Logo que Lula venceu as últimas eleições, seus amigos do portal progressista Brasil 247 repetiam, sempre que surgia uma oportunidade, que a prisão lhe tinha feito bem. Em geral, atribuíam ao período de reclusão um novo hábito adquirido pelo presidente: ele teria lido muito durante os dias de solidão. Elogiar a prisão por seus supostos efeitos benéficos, que teriam proporcionado a Lula uma espécie de retiro espiritual ou intelectual, parecia uma coisa boa de dizer ao público, que, por sua vez, nunca reclamou. O que parece um detalhe sem importância pode, porém, ser um sinal de alerta. O Lula 3, que emergiu do retiro prisional, é, ao que parece, um sujeito reconciliado com seus algozes, mas essa história tem tudo para acabar mal.
Num curioso rearranjo, figuras públicas como o influenciador Felipe Neto e o jornalista Reinaldo Azevedo, inventor do termo “petralha”, largamente usado na imprensa lava-jatista para atribuir aos petistas a alcunha de ladrões do erário, fizeram uma espécie de “mea culpa” e, ao lado de Lula, viraram todos best friends.
Mais importante que isso, Geraldo Alckmin, ex-PSDB, Simone Tebet, representante do latifúndio brasileiro, Marina Silva e Sônia Guajajara, ícones do onguismo ambiental-identitário, Anielle Franco, mulher negra identitária, que luta contra o buraco negro e caixa-preta, e Haddad, o petista amigo do mercado, entre outros, formaram uma frente ampla para governar o país. Não para por aí a lista de novos amigos de Lula. Lá no topo estão Alexandre de Moraes, Luís Roberto Barroso e demais ministros do STF.
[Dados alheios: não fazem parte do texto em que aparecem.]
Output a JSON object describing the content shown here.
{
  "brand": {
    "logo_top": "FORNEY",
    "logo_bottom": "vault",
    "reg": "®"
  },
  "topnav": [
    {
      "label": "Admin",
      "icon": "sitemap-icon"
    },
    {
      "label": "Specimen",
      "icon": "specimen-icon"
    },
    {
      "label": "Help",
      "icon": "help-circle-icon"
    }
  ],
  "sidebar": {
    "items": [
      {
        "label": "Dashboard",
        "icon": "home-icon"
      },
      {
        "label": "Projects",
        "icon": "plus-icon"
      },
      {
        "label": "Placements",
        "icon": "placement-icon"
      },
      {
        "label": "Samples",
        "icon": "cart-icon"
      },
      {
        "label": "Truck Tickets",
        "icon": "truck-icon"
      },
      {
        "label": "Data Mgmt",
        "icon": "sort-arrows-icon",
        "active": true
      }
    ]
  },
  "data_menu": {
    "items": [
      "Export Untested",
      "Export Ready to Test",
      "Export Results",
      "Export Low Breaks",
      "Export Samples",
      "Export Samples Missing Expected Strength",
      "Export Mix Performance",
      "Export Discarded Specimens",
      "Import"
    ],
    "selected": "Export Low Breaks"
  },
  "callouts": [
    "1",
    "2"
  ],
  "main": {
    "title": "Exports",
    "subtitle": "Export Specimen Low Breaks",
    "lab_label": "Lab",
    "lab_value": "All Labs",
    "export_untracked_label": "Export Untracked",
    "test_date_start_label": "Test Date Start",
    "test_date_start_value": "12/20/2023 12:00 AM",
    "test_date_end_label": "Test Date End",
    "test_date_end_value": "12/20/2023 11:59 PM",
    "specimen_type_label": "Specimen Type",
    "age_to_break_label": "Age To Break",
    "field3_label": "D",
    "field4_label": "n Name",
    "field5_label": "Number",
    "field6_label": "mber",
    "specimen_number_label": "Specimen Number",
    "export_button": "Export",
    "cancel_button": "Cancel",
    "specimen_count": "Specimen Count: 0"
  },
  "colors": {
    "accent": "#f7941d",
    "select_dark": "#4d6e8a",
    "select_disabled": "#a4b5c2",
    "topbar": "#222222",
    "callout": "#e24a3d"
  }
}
À exceção de Haddad, nenhuma das figuras dessa curiosa colcha de retalhos se contrapôs à deposição de Dilma Rousseff, cujo cargo foi usurpado por Michel Temer, ali posto para implantar o programa derrotado nas urnas, mas mesmo ele, como o próprio Lula, se curva à pressão da burguesia. O que poderia unir todas essas pessoas em torno do outrora líder operário? Certamente não serão seus laços de amizade nem a vontade de fazer um governo bom para o povo.
A burguesia, que é quem define quem merece passar uma temporada na prisão, tem sabido manipular Lula e seu eleitorado para transferir a força política da esquerda ao Judiciário, que, pelo “poder da lei”, pode tirar Bolsonaro de seu caminho nas próximas eleições. Que fique claro: Lula não está entre amigos.
Os planos da burguesia, como sabemos, podem mudar ao sabor dos acontecimentos. Bolsonaro tem sido um inimigo difícil de combater. Diferentemente dos apoiadores de Lula, que, em um acampamento em Curitiba, lhe davam bom-dia e boa-noite, a turma do Bolsonaro é bem menos tímida. Eduardo Bolsonaro disse, no passado, que um jipe e dois soldados seriam suficientes para acabar com o STF. Talvez estivesse menos longe da verdade do que ele mesmo poderia supor à altura, visto que o corte do cartão de crédito (pela aplicação da Lei Magnitsky) de Moraes parece estar preocupando – e muito – os demais ministros e a burguesia de modo geral.
Recentemente, a imprensa recebeu com espanto a notícia da demissão de duas jornalistas da Globonews, a tucana Eliane Cantanhede e Daniela Lima, as duas, principalmente a segunda, muito deslumbradas com sua intimidade com os ministros do STF, de quem se tornaram porta-vozes, sendo até – pasmem – identificadas como “esquerdistas”. A burguesia mandou descer o pau no Bolsonaro, mas não era para “acreditar” no que estavam fazendo. O discurso da imprensa precisa parecer relativamente neutro para que possa mudar ao sabor dos interesses de seus donos, ou seja, a burguesia. E pode ser que a burguesia esteja achando o Bolsonaro um osso duro de roer, o que pode mudar tudo.
Se o vento mudar, que a esquerda não se espante. Os amigos de Lula 3, amanhã ou depois, podem sair por aí dizendo que Bolsonaro não era tão ruim assim.